When it was Haley’s turn to speak, she said, she addressed Sharpton and said, “If you were protesting outside of my office, and if you would have come inside and held out your hand, I would have hugged you.”
“Communication has to flow both ways. One of the lessons of the flag controversy is that we stop shouting and we start listening. We get more accomplished. We should all listen to each other more. We will all benefit from walking in each other’s shoes,” she said.
Haley cited voter ID laws as “a good example” of how everyone can “benefit from walking in each other’s shoes.”
“A good example in the civil rights arena is in voter ID laws. There are those who act as if any effort whatsoever to maintain the integrity of the voting process is a racist attack against civil rights. Well that’s just not true. Requiring people to show a photo ID before they vote is a reasonable measure,” Haley said in a speech on economic and social changes in the South.
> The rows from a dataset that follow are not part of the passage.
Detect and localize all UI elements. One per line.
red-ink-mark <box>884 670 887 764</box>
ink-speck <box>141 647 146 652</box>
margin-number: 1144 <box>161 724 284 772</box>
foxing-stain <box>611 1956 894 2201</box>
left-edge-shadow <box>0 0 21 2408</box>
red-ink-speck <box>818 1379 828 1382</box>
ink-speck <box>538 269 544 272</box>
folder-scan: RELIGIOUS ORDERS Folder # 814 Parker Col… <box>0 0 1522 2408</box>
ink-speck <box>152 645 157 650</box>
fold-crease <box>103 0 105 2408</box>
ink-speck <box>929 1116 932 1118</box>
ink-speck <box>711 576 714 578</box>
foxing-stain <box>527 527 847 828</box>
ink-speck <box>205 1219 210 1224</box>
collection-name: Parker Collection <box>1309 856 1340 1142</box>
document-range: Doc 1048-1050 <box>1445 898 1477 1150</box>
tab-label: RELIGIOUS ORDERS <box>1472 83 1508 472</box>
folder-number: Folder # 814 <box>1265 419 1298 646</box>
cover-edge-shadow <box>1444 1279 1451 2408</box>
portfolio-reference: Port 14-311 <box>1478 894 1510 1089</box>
Haley said she also met Rev. Jesse Jackson at the shooting victims’ funerals, and she considers him a friend.
“I now count Rev. Jesse Jackson as a friend. I got to know him through the funerals. He’s a native South Carolinian, who has done some amazing things with his career with voter registration. I will say this: Any time Rev. Jackson wants to do a voter registration drive in South Carolina, I will stand shoulder-to-shoulder with him. I want to make it easy for everyone who is rightfully eligible to vote to do so,” she said.
As for the idea of requiring a picture ID to vote, Haley said her state has made it easy for the poor to obtain photo IDs by offering rides to any citizen throughout the state to their local Department of Motor Vehicles. There, the eligible voter can obtain a photo ID for free, she said.
“For most people, showing a picture ID is no burden, but I recognize that for some, it is a burden, and those are disproportionately poor, elderly or disabled, which is why South Carolina, we offered rides to any citizen, anywhere in the state, to get to their local DMV and get a free picture ID,” Haley said.
“So let’s not throw out voter ID laws. The integrity of our democracy is too important for that, but let’s figure out ways to make it easy and cost-free for every eligible voter to obtain a photo ID. That way, everyone who wants to vote can vote,” she added.